Thursday, August 24, 2006

femtocells - small cellular base stations

By Stuart Corner
Thursday, 24 August 2006
When McDonalds started installing WiFi hotspots in its restaurants it provoked concerns about exposing its customers to radiation. That could be nothing compared to what will happen when the much maligned cellular base stations start appearing as 'femtocells' in residential and corporate environments.
According to ABI Research, in the near future, femtocells - small cellular base stations designed for use in residential or corporate environments - will be adopted by mobile operators with great enthusiasm. It forecasts that, by 2011 there will be 102 million users of femtocell products on 32 million access points worldwide.
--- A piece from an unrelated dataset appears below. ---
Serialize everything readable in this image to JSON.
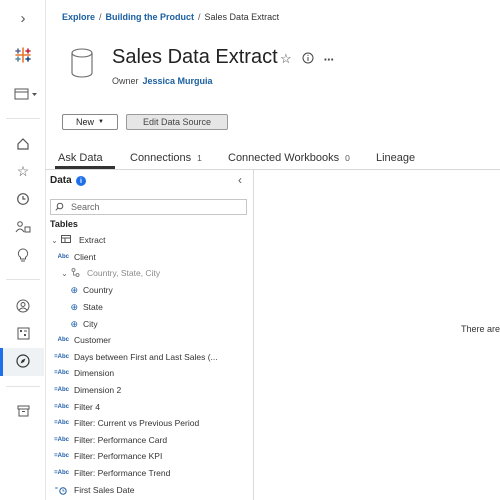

The research company says operators will embrace femtocells because of "greater network efficiency, reduced churn, better in-building wireless coverage and the abilities to shape subscriber data usage patterns and to build platforms upon which fixed-mobile convergence services can be realised."
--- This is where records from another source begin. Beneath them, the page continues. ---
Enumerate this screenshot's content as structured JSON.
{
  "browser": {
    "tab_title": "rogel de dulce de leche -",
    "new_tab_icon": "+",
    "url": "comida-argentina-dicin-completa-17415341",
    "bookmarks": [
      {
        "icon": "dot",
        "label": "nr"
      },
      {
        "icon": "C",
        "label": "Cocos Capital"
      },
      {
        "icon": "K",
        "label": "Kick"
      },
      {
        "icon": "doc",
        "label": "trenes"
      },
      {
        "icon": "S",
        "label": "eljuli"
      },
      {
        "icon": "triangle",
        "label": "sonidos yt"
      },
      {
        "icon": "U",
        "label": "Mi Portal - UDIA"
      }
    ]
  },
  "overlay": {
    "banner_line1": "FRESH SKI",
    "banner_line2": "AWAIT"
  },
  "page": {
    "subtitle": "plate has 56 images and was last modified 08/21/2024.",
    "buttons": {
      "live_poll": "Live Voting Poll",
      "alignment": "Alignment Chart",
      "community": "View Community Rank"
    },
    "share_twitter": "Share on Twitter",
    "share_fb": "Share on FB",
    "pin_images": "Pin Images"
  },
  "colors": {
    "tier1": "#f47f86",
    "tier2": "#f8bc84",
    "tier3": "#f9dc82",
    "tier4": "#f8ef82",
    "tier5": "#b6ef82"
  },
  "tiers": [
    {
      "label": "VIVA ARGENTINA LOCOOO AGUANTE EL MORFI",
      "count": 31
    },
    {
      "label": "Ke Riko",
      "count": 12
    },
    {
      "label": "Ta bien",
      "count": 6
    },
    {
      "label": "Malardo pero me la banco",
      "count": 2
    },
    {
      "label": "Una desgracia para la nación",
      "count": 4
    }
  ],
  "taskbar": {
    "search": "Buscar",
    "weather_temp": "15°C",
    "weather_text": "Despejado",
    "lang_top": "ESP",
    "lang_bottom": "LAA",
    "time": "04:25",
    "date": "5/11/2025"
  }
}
"Femtocells offer many benefits to operators," according to principal analyst Stuart Carlaw. "From a technological standpoint, their better in-building coverage for technologies such as WCDMA and HSDPA is an incredibly important aspect of service delivery. From a strategic and financial standpoint, the routing of traffic through the IP network significantly enhances network quality and capacity, and reduces the opex that carriers expend on backhaul."

The most interesting characteristic of femtocells, according to Carlaw, is that they can form the basis of a viable option for realising converged fixed-mobile services. "They give operators a cost-effective way to support fixed-mobile substitution, as well as a platform in the home upon which additional features such as Wi-Fi and IPTV can be layered."

However, Carlaw adds a note of caution: "This is a very nascent market and as such there is a pressing need for some standardisation, or at least a common recognition of what a femtocell's minimum requirements should be."

The development of femtocells could also open up a new front in what many see as a looming battle between operators of WiMAX and cellular technologies.

In July, UK chip maker, picoChip, and Korea Telecom formed a partnership to develop home-base stations, otherwise know as 'femtocells' conforming to the mobile WiMAX standard IEEE 802.16e-2005 and its Korean variant, WiBro, which KT is now using to launch a commercial network in Korea.

According to picoChip, "By enabling cost-effective deployment [femtocells] allow carriers to complete with UMA or voice-over-WiFi."

picoChip noted that the femtocell concept was being recognised in the 3G community, but said that, as the carrier most advanced in deploying WiBro, KT was the first to develop such a program for WiMAX. "WiBro, the South Korean wireless telecommunications standard, is compatible with WiMAX 802.16e-2005 (mobile WiMAX), and aims to be the technology that delivers personal broadband to consumers around the globe."